Catch of the day jellyfish

What happens when you are a retailer, a data breach involves release of addresses and other personal information, you don't reveal the breach until three years later and the national privacy agency then takes a year to investigate?

In a word, not much!

The Office of the Australian Information Commissioner - recently praising its own diligence and effectiveness (presumably on the basis that if other people won't commend you it's necessary to resort to loud self-congratulation) - has announced that it
has finalised enquiries into Australian retail company Catchoftheday.com.au Pty Ltd (COTD), following a data breach notification received in June 2014. 
The breach featured a range of personal information.

The OAIC states that
COTD informed the Australian Privacy Commissioner of a data breach it experienced in 2011, which resulted in the compromise of personal information of COTD’s Australian customer base.
As a result, the OAIC "conducted enquiries in relation to this incident". Those enquiries took a year and of course the Commissioner has not released details.

The statement regarding finalisation - buried in the OAIC site, not as a media release or on the homepage - indicates that
the Commissioner expressed concern about the size of the breach, the possible compromise of financial information, and the significant delay between COTD becoming aware of the incident and notifying affected individuals.
Presumably COTD quivered when belatedly questioned amid the media furore that included the explanation
We unreservedly apologise to our customers for this incident. We take data security seriously and have taken strong measures to protect their personal information. We have committed significant resources both internally, with a large dedicated team and externally via expert consultants to ensure we meet industry standards.
Quite so.

The OAIC states that
COTD has taken a range of steps in response to the incident including notifying banks, credit card companies, and the police; commissioning a third party expert to investigate the issue; rebuilding the e-commerce platform that was the subject of the attack; and upgrading its infrastructure to ensure compliance with the Payment Card Industry Data Security Standards (PCI-DSS). COTD completed an internal Privacy Compliance Assessment, resulting in 20 recommendations that go to improving COTD’s privacy governance arrangements and related matters.
We can sleep soundly, knowing that the tireless bureaucrats have
recommended that COTD improve its processes for notifying customers of data breach incidents in future.
In light of the steps COTD has taken to prevent a similar incident from recurring, the OAIC does not intend to take any further action in relation to the incident at this time. However, COTD has been asked to provide a report about the implementation of the above recommendations within three months.
A sceptic might conclude that it's quite ok for an organisation to experience a major breach ... several years later the OAIC will take twelve months to conduct an investigation that culminates in being savagely flailed with a limp lettuce leaf.

The OAIC states that it
may conduct further enquiries if complaints are received from people who have been adversely affected by this incident.
Given the very substantial delays experienced by individuals who do complain to the OAIC it would be unsurprising if people don't bother making those complaints.

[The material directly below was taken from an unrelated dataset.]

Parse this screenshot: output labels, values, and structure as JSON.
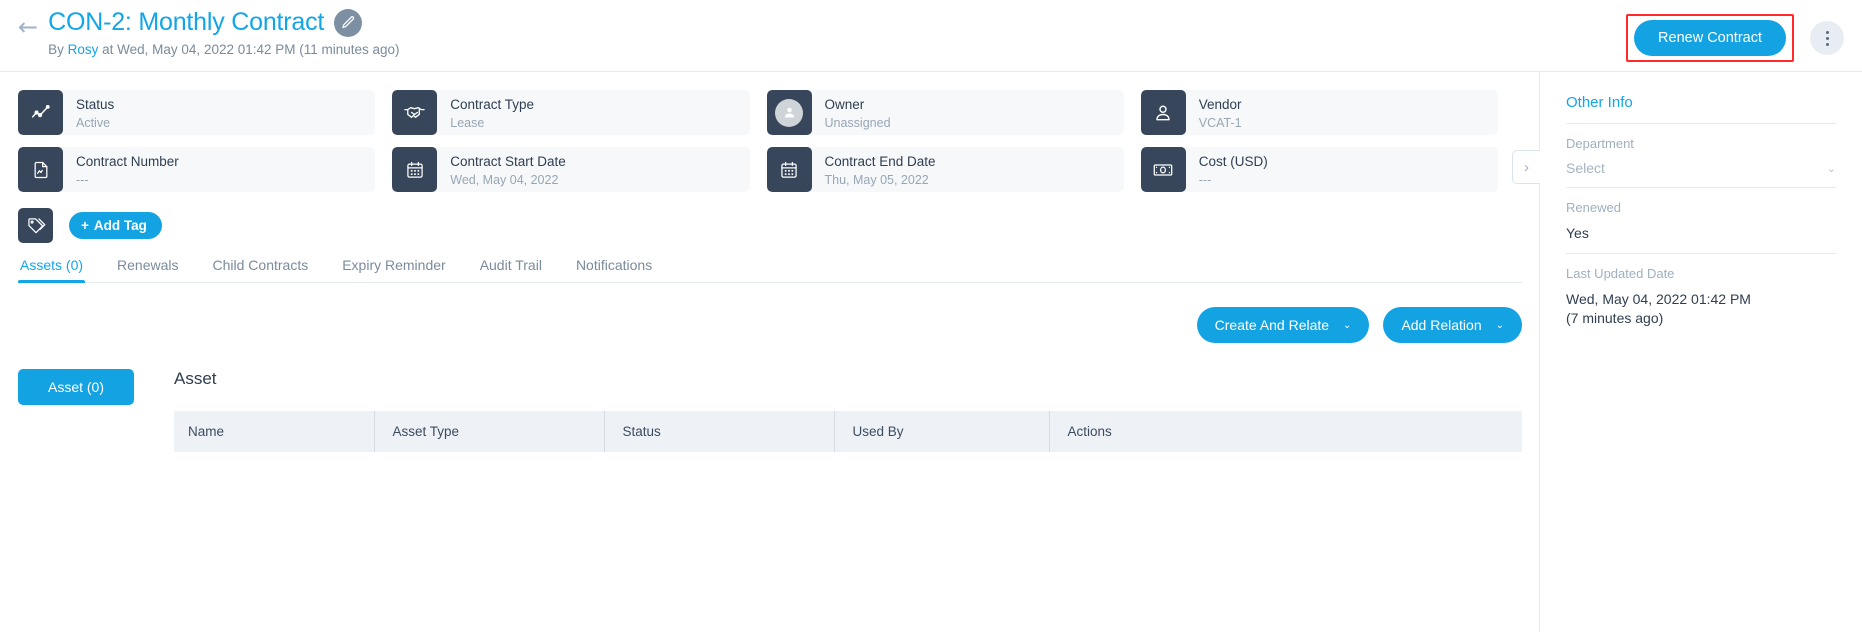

The OAIC response - slow-moving, insubstantial, easily-missed - resembles a jellyfish. We might reasonably look for more spine, more energy, more substance.

What are the "industry standards"? Are they adequate? Are they a matter of lowest common practice?

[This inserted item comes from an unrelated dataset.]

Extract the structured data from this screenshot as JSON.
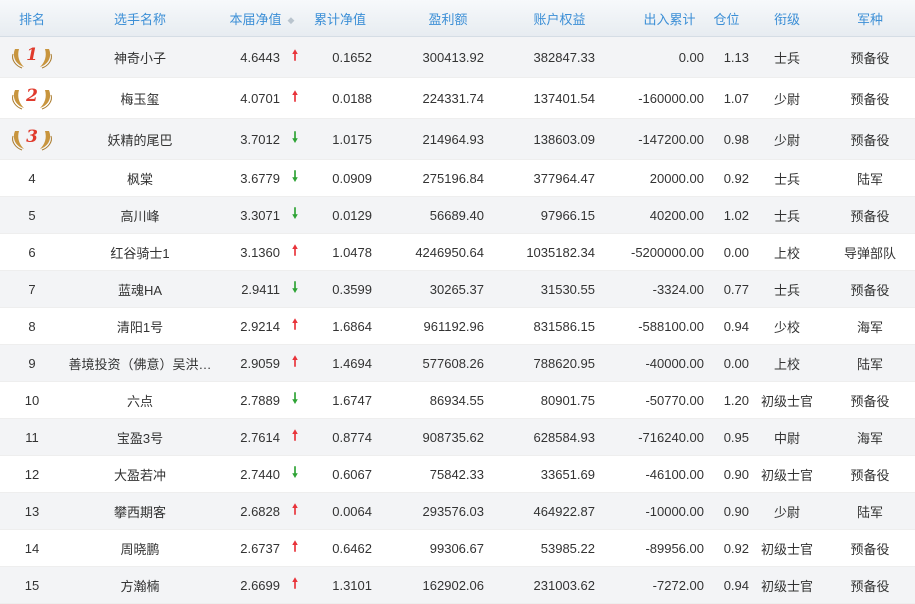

Should we expect more than a recommendation that COTD - and by extension its peers - "improve its processes for notifying customers of data breach incidents in future"?

Just as saliently, the response is a reminder of the need for timely, clear and comprehensive reporting by public and private sector entities that experience a data breach. We shouldn't have to wait several years. We will presumably continue to wait until there is mandatory data breach reporting, with reporting to data subjects rather than merely to a regulator that is either unwilling or incapable of using its soft power to encourage best practice on the part of database operators. Overseas jurisdictions offer proof that such mandatory reporting is feasible.

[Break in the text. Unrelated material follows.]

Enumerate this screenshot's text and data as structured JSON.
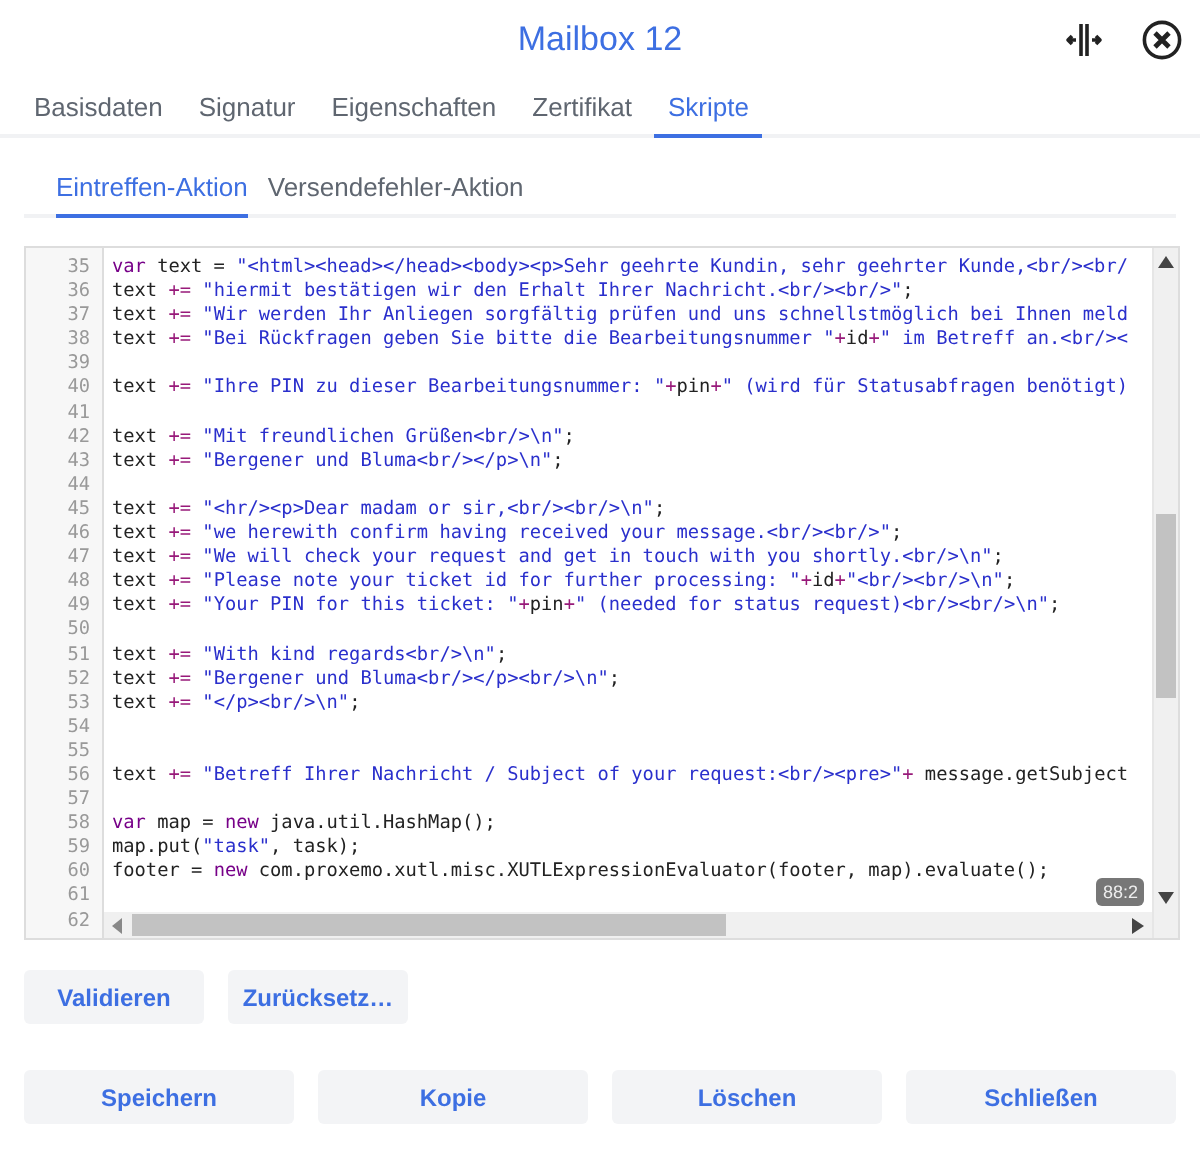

Failure on the part of the OAIC is deeply regrettable but, alas, unsurprising, given the agency's history of underperformance and resistance to external scrutiny. It fosters perceptions of regulatory incapacity (potentially regulatory capture) that encourage ongoing financial stringencies on the part of the Government. It also fosters questions about the need to establish a more vigorous, independent and properly resourced agency … particularly an agency that actively engages with civil society rather than on private consultations with unidentified entities that are not necessarily representative of business or consumers.

In the era of big data - and potential big data breaches - we need a watchdog, not an indolent bureaucratic jellyfish.